Re: compatMode and the HTML parsing algorithm

On 10/3/11 5:31 PM, Ian Hickson wrote:
> On Mon, 3 Oct 2011, David Flanagan wrote:
>> I propose, therefore, that DOM4 add a 4th argument to 
>> createDocumentType().
>> If true, then the document associated with that document type would 
>> be in
>> quirks mode.
> What's the use case?
>
> "Implementing an HTML parser in JavaScript in a browser" isn't a valid 
> use
> case since browsers already expose HTML parsers, just like they expose
> DOMs. If you want to reimplement one of these, you need to reimplement 
> the
> other, because it's all part of implementing a browser.
First, I have to retract my specific proposal.  Documents can be in 
quirks mode without having a doctype node, so adding a new argument to 
createDocumentType() wouldn't be sufficient.  There would have to be 
some sort of attribute or method on the Document itself.  Presumably 
making compatMode read/write is not the right thing to do. Maybe a 
method that allows the quirks mode to be set once, but never changed?

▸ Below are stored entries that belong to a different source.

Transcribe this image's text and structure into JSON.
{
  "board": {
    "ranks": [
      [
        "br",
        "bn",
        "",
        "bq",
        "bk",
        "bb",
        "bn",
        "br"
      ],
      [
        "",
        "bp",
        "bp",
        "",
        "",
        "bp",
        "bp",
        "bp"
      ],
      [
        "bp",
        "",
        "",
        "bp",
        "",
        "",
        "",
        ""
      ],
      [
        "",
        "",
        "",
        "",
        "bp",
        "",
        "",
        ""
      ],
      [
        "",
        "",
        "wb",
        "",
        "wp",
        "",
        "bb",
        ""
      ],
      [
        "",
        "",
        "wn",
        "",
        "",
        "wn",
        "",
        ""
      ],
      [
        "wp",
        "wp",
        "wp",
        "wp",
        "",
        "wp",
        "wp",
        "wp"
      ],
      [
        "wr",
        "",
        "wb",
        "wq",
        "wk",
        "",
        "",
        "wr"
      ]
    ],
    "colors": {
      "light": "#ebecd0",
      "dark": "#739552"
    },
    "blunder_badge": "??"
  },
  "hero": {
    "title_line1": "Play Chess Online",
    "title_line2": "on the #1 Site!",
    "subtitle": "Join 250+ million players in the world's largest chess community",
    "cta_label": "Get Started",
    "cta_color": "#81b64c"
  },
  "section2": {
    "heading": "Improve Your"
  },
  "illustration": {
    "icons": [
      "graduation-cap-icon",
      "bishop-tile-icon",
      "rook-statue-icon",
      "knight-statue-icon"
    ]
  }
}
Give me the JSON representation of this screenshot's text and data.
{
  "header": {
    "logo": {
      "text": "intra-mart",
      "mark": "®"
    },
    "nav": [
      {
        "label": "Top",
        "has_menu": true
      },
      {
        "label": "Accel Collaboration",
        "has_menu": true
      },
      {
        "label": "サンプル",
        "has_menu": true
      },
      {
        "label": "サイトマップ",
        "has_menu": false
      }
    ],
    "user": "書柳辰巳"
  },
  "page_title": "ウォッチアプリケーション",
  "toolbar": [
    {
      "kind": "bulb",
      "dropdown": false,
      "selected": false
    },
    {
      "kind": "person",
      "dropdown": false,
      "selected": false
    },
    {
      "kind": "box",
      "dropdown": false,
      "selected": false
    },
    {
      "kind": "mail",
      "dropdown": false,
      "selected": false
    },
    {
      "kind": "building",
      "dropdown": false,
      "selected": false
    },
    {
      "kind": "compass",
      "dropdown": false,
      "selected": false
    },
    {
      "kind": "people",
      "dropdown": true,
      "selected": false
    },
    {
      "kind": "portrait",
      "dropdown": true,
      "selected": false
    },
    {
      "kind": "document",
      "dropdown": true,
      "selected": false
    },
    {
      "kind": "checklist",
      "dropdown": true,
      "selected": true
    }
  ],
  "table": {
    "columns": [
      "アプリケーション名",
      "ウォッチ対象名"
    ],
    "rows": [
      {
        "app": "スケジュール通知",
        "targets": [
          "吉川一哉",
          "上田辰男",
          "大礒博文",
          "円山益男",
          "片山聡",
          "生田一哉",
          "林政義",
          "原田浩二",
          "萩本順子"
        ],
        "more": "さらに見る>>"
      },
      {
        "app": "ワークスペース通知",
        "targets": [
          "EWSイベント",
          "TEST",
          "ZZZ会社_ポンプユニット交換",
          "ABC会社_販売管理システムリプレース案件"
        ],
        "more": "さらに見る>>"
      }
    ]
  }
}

My argument for fixing this is mainly an esthetic one.  This is the only 
place in the HTML parsing algorithm that I am aware of where the parser 
manipulates the document in some way that cannot be done with the public 
API. If this is indeed the only such place, then that strikes me as lack 
of coordination between the HTML and DOM specs, and that some minor 
tweaks should be made to the two specs so that the parser can be 
specified purely in terms of the public document API. (Perhaps as I work 
my way through the algorithm in more detail I'll find a number of other 
such private document manipulations and that will ruin this argument.)
One use case allowing HTML parsers in JS would be creating parser shims 
for old browsers that do not parse HTML correctly.  Or perhaps for 
writing utilities like 
http://software.hixie.ch/utilities/js/live-dom-viewer/ that compare a 
browser's parse tree with the parse tree generated by a compliant parser.

     David

Received on Tuesday, 4 October 2011 17:30:20 UTC